Nitrates & Developments
Monday's October 28th 2019 Operations & Place-Shaping Board Meeting (Agenda and papers available from HBC) gave its Councillor Panel members the opportunity re Agenda Item 5 to hear and question Southern Water, Environment Agency, Natural England (Government body) and Cabinet member covering planning Cllr. Tim Pike.
Disappointingly, we understand that principally only the Chair, Cllr. Sue Lloyd (Purbrook, controversial Campdown Dev't proposed in her Ward), and Cllr. Clare Satchwell pressed questions and concerns of these bodies. Apparently the dominant argument appears to be that building development will produce fewer nitrates than agriculture and therefore is preferable.

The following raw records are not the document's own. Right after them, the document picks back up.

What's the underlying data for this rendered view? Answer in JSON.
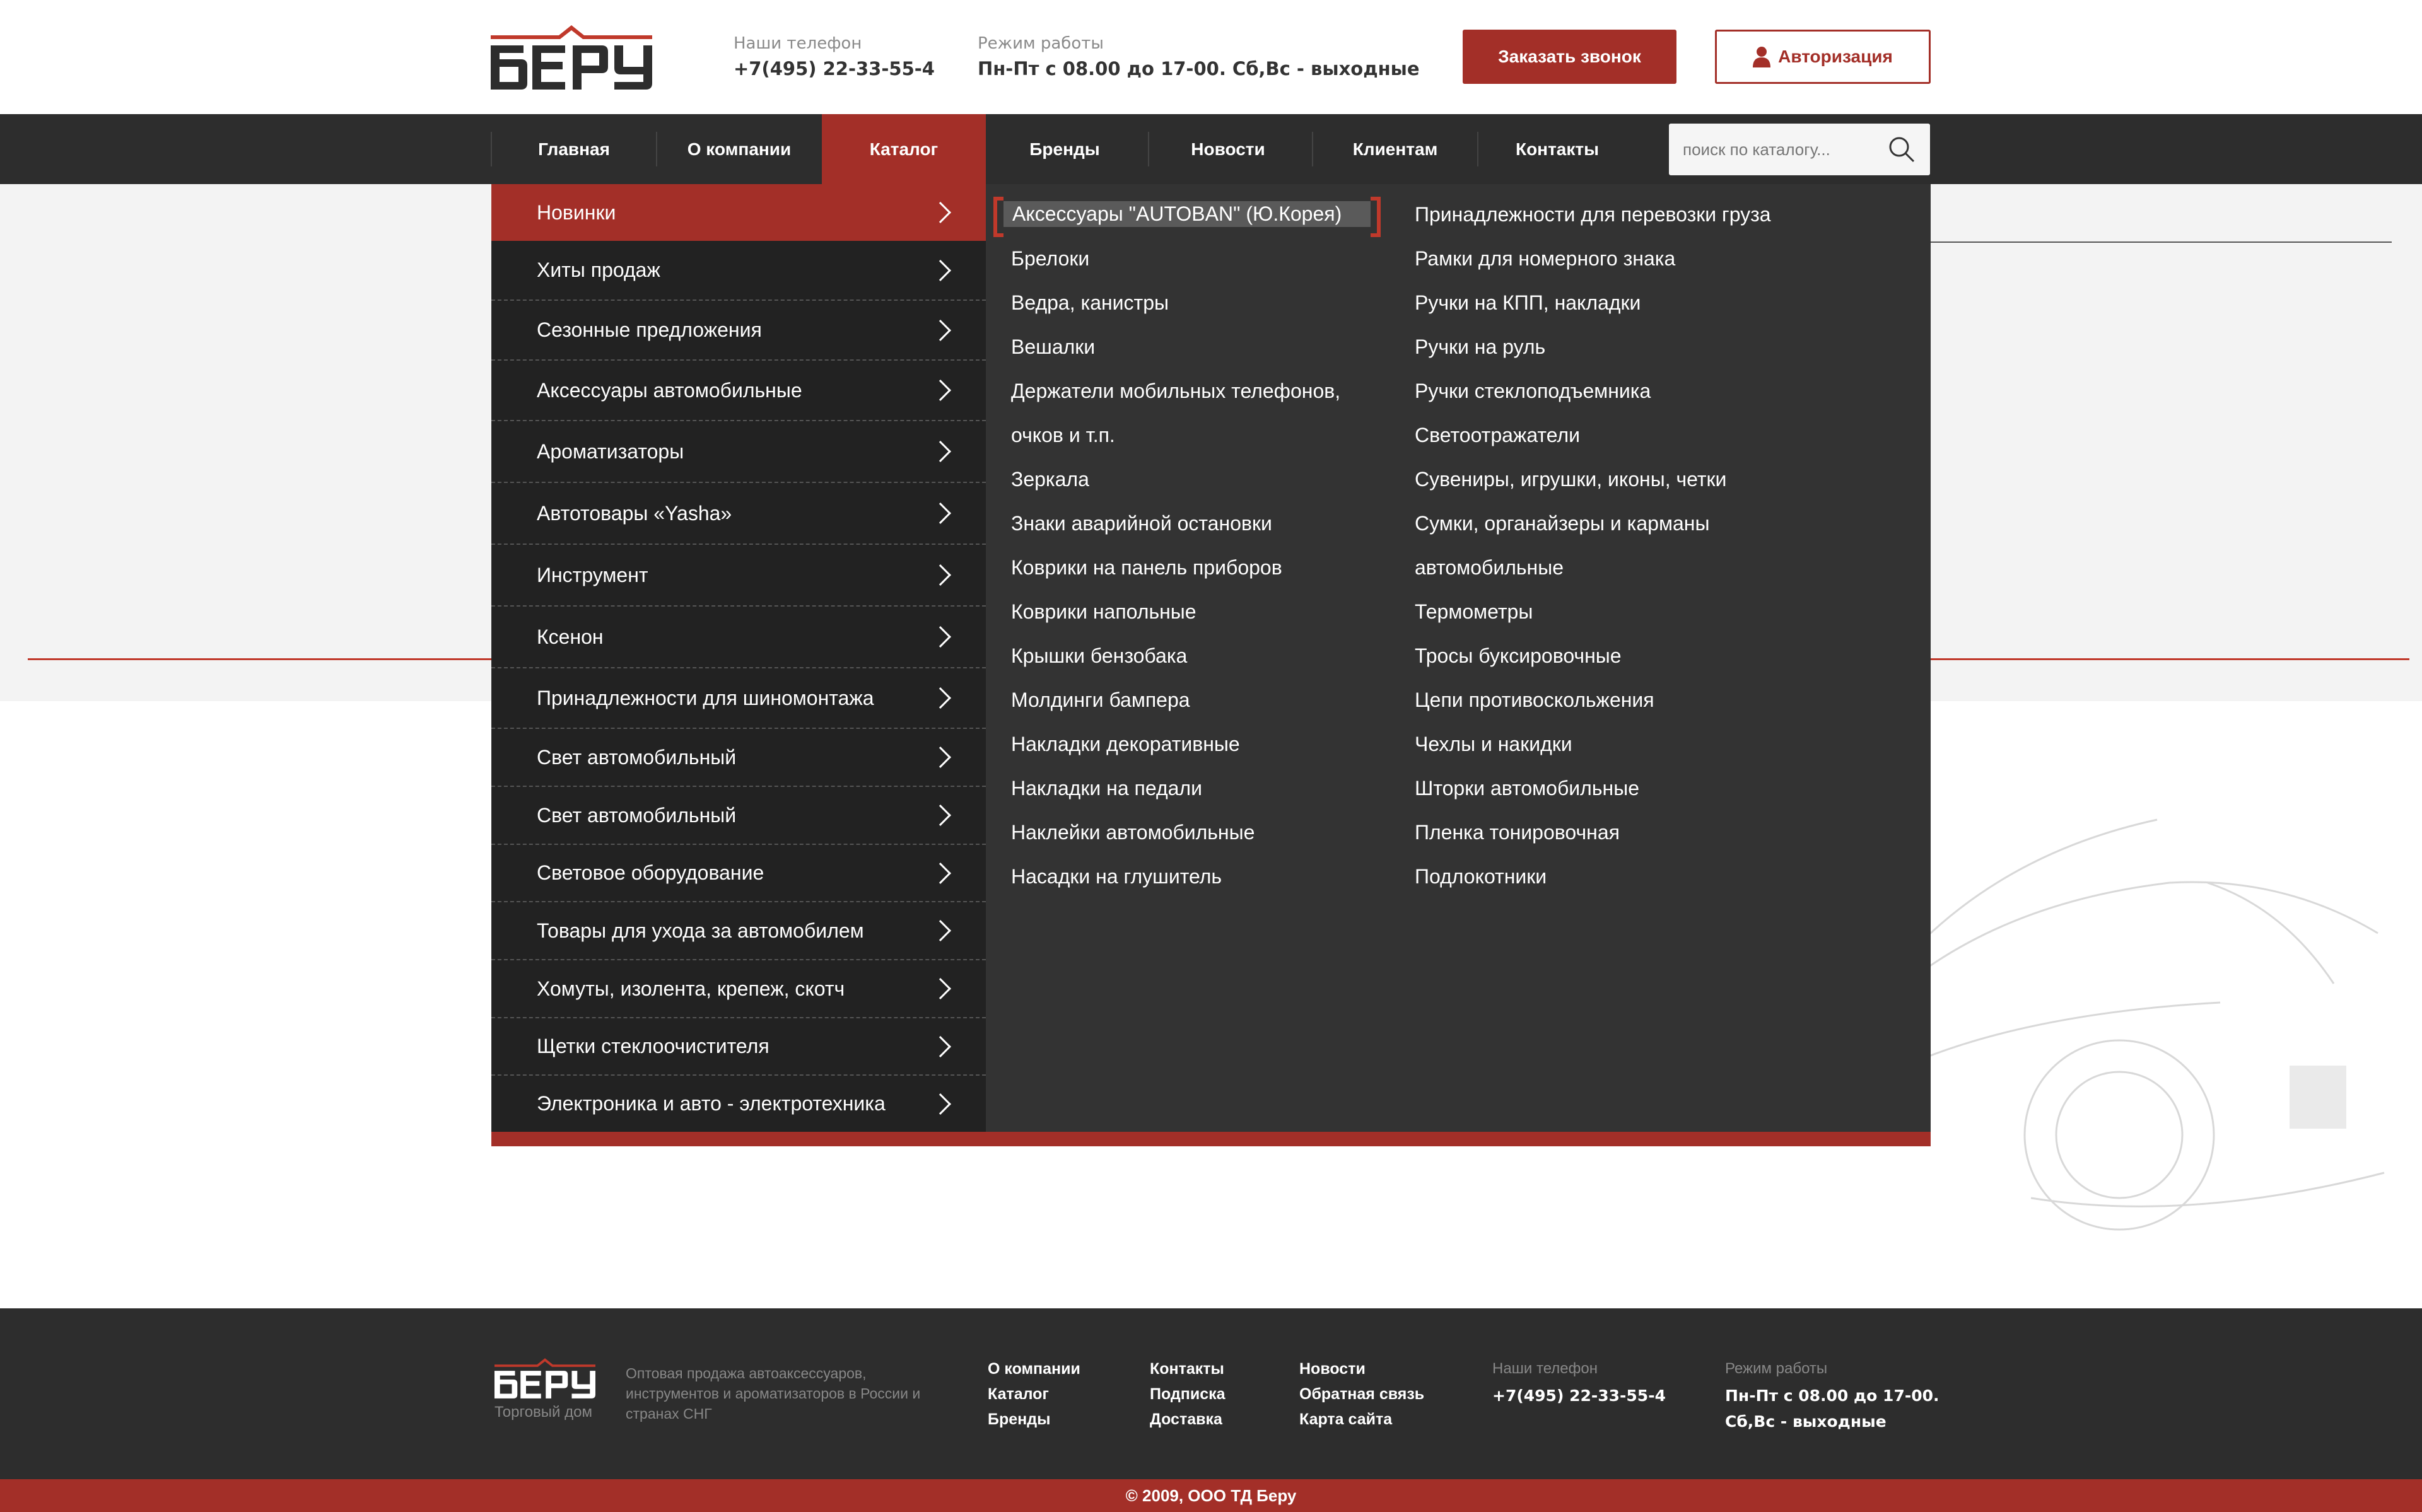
{
  "header": {
    "logo_alt": "Беру",
    "phone_label": "Наши телефон",
    "phone_value": "+7(495) 22-33-55-4",
    "hours_label": "Режим работы",
    "hours_value": "Пн-Пт с 08.00 до 17-00. Сб,Вс - выходные",
    "call_button": "Заказать звонок",
    "auth_button": "Авторизация"
  },
  "nav": {
    "items": [
      "Главная",
      "О компании",
      "Каталог",
      "Бренды",
      "Новости",
      "Клиентам",
      "Контакты"
    ],
    "active": "Каталог",
    "search_placeholder": "поиск по каталогу..."
  },
  "catalog": {
    "categories": [
      "Новинки",
      "Хиты продаж",
      "Сезонные предложения",
      "Аксессуары автомобильные",
      "Ароматизаторы",
      "Автотовары «Yasha»",
      "Инструмент",
      "Ксенон",
      "Принадлежности для шиномонтажа",
      "Свет автомобильный",
      "Свет автомобильный",
      "Световое оборудование",
      "Товары для ухода за автомобилем",
      "Хомуты, изолента, крепеж, скотч",
      "Щетки стеклоочистителя",
      "Электроника и авто - электротехника"
    ],
    "active_category": "Новинки",
    "sub_col1": [
      "Аксессуары \"AUTOBAN\" (Ю.Корея)",
      "Брелоки",
      "Ведра, канистры",
      "Вешалки",
      "Держатели мобильных телефонов,",
      "очков и т.п.",
      "Зеркала",
      "Знаки аварийной остановки",
      "Коврики на панель приборов",
      "Коврики напольные",
      "Крышки бензобака",
      "Молдинги бампера",
      "Накладки декоративные",
      "Накладки на педали",
      "Наклейки автомобильные",
      "Насадки на глушитель"
    ],
    "sub_col2": [
      "Принадлежности для перевозки груза",
      "Рамки для номерного знака",
      "Ручки на КПП, накладки",
      "Ручки на руль",
      "Ручки стеклоподъемника",
      "Светоотражатели",
      "Сувениры, игрушки, иконы, четки",
      "Сумки, органайзеры и карманы",
      "автомобильные",
      "Термометры",
      "Тросы буксировочные",
      "Цепи противоскольжения",
      "Чехлы и накидки",
      "Шторки автомобильные",
      "Пленка тонировочная",
      "Подлокотники"
    ]
  },
  "footer": {
    "logo_caption": "Торговый дом",
    "description": "Оптовая продажа автоаксессуаров, инструментов и ароматизаторов в России и странах СНГ",
    "col1": [
      "О компании",
      "Каталог",
      "Бренды"
    ],
    "col2": [
      "Контакты",
      "Подписка",
      "Доставка"
    ],
    "col3": [
      "Новости",
      "Обратная связь",
      "Карта сайта"
    ],
    "phone_label": "Наши телефон",
    "phone_value": "+7(495) 22-33-55-4",
    "hours_label": "Режим работы",
    "hours_line1": "Пн-Пт с 08.00 до 17-00.",
    "hours_line2": "Сб,Вс - выходные",
    "copyright": "© 2009, ООО ТД Беру"
  },
  "colors": {
    "brand_red": "#a32f28",
    "nav_dark": "#2d2d2d",
    "menu_dark": "#222222",
    "submenu_dark": "#333333"
  }
}
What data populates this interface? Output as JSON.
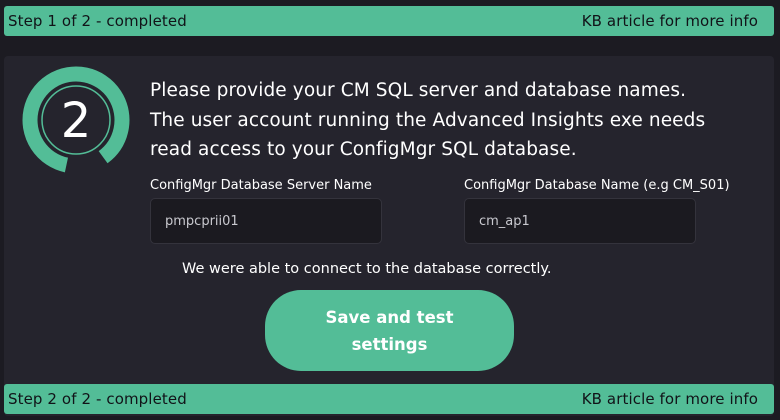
{
  "top_bar": {
    "status": "Step 1 of 2 - completed",
    "kb_link": "KB article for more info"
  },
  "step_indicator": {
    "number": "2",
    "icon": "step-progress-ring-icon"
  },
  "instructions": {
    "line1": "Please provide your CM SQL server and database names.",
    "line2": "The user account running the Advanced Insights exe needs",
    "line3": "read access to your ConfigMgr SQL database."
  },
  "form": {
    "server": {
      "label": "ConfigMgr Database Server Name",
      "value": "pmpcprii01"
    },
    "database": {
      "label": "ConfigMgr Database Name (e.g CM_S01)",
      "value": "cm_ap1"
    }
  },
  "status_message": "We were able to connect to the database correctly.",
  "save_button": {
    "label": "Save and test settings"
  },
  "bottom_bar": {
    "status": "Step 2 of 2 - completed",
    "kb_link": "KB article for more info"
  },
  "colors": {
    "accent": "#53bd97",
    "background": "#1c1b22",
    "panel": "#25242d",
    "input_background": "#1b1a20"
  }
}
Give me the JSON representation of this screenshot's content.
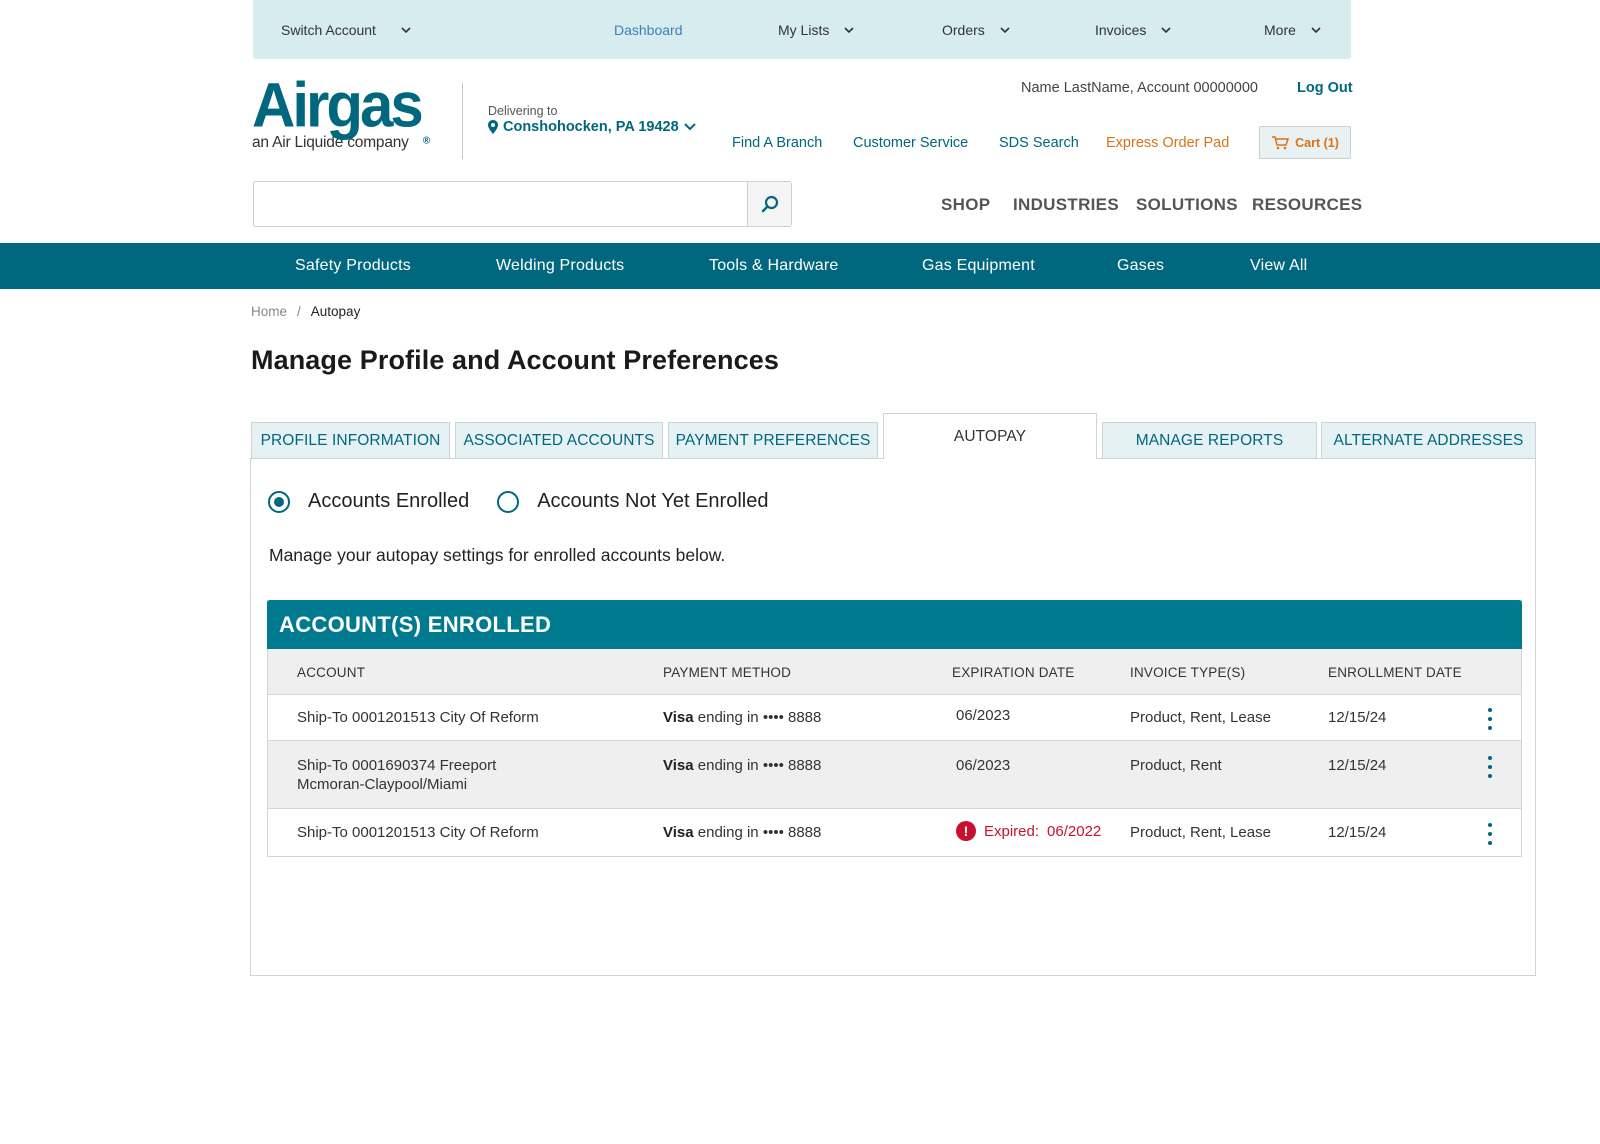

But what of modern agricultural practices on the Island - where are the studies of nitrates leaching for the past 5 years for example and exactly how can we be assured that building development & all that follows it will not incur more nitrates leaching into our groundwater and harbours?
The following questions arise: if development is preferable, at least partly on the basis that each new home is to be limited to 110Lwater/person/day so that people's effluent & its nitrates will be restricted, how will that be enforced? Apparently Southern Water held that nitrates also derive from gardening, so given that each new property will have front/back gardens, will that not intensify nitrate production by individual householders eager to fertilise & plant? Apparently an HBC Mitigation 'pot' into which developers must pay per property built, will provide Bird Aware with funds for alternative wildfowl sites, but if all our green fields are to be built on, how far away will these bird sites be located & will they attract the already well established migrating species? Havant's Brownfield sites remain undeveloped as being unattractive/expensive to developers, yet Government policy makes them integral for development: surely HBC should insist that these be developed first.
Noteworthy is that Bedhampton's controversial 40 Acres site has been granted planning permission in advance of the Inspector's Report. This is concerning news for its local campaigners and its implications for the rest of the Borough's long-term needs.